Minister Schultz van Haegen-Maas Geeste­ranus:

Mevrouw de voorzitter. Ik begin met de motie op stuk nr. 40 van mevrouw Van Tongeren, de heer Samsom en de heer Jansen. Daarin wordt verzocht om een aantal projecten van de D-lijst terug te schuiven naar de C-lijst. Ik heb vanmorgen al aangegeven dat het beleid van dit kabinet is om geen Nederlandse koppen op EU-regelgeving te realiseren, maar om waar mogelijk de afweging op decentraal niveau te maken. Dat leidt tot minder lasten, omdat de kosten van een m.e.r.-verplichting veel hoger zijn dan die van een m.e.r.-beoordeling. Het leidt niet tot verslechtering van het milieu, omdat bij de decentrale overheid altijd de mogelijkheid bestaat om de m.e.r.-verplichting daadwerkelijk uit te voeren. Met andere woorden, de afweging wordt juist beter op centraal niveau en er komen dus niet meer lasten bij kijken dan in de oude situatie. Daarom ontraad ik deze motie.

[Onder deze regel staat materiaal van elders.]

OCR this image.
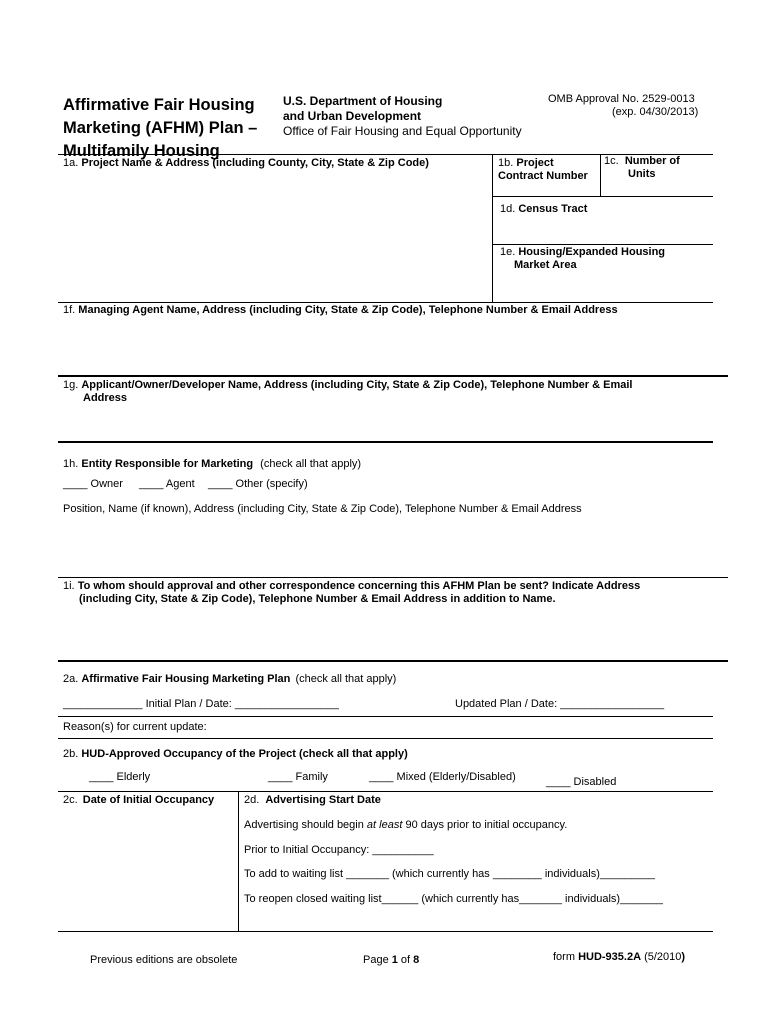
Affirmative Fair Housing
Marketing (AFHM) Plan –
Multifamily Housing
U.S. Department of Housing
and Urban Development
Office of Fair Housing and Equal Opportunity
OMB Approval No. 2529-0013
(exp. 04/30/2013)
1a. Project Name & Address (including County, City, State & Zip Code)	1b. Project
Contract Number
1c. Number of
Units
1d. Census Tract
1e. Housing/Expanded Housing
Market Area
1f. Managing Agent Name, Address (including City, State & Zip Code), Telephone Number & Email Address
1g. Applicant/Owner/Developer Name, Address (including City, State & Zip Code), Telephone Number & Email
Address
1h. Entity Responsible for Marketing (check all that apply)
____ Owner ____ Agent ____ Other (specify)
Position, Name (if known), Address (including City, State & Zip Code), Telephone Number & Email Address
1i. To whom should approval and other correspondence concerning this AFHM Plan be sent? Indicate Address
(including City, State & Zip Code), Telephone Number & Email Address in addition to Name.
2a. Affirmative Fair Housing Marketing Plan (check all that apply)
_____________ Initial Plan / Date: _________________	Updated Plan / Date: _________________
Reason(s) for current update:
2b. HUD-Approved Occupancy of the Project (check all that apply)
____ Elderly	____ Family	____ Mixed (Elderly/Disabled)	____ Disabled
2c. Date of Initial Occupancy	2d. Advertising Start Date
Advertising should begin at least 90 days prior to initial occupancy.
Prior to Initial Occupancy: __________
To add to waiting list _______ (which currently has ________ individuals)_________
To reopen closed waiting list______ (which currently has_______ individuals)_______
Previous editions are obsolete	Page 1 of 8	form HUD-935.2A (5/2010)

Ik ga verder de motie van de heer Jansen op stuk nr. 41, met het uitgangspunt dat het principe "wie betaalt, bepaalt" de kwaliteit van de m.e.r. niet ten goede komt. Hij verzoekt de regering een voorstel uit te werken waarmee het bevoegd gezag opdrachtgever wordt voor het m.e.r.-onderzoek en de kosten daarvan betaalt. Ik heb vanmorgen tijdens het algemeen overleg ook aangegeven dat de m.e.r. via de Commissie voor de m.e.r. verloopt en dat daarmee gewoon sprake is van onafhankelijke toetsing. De m.e.r. wordt op termijn meer kostenefficiënt. Het is belangrijk dat de kosten bij de initiatiefnemers komen te liggen. Soms is dat een van overheden, maar soms niet. Daarom ontraad ik ook deze motie.

De beraadslaging wordt gesloten.

De voorzitter:

Wij stemmen bij de eindstemming over de ingediende moties.

Mocht ik de minister niet meer zien, ik wens haar een goed reces en al het andere goeds.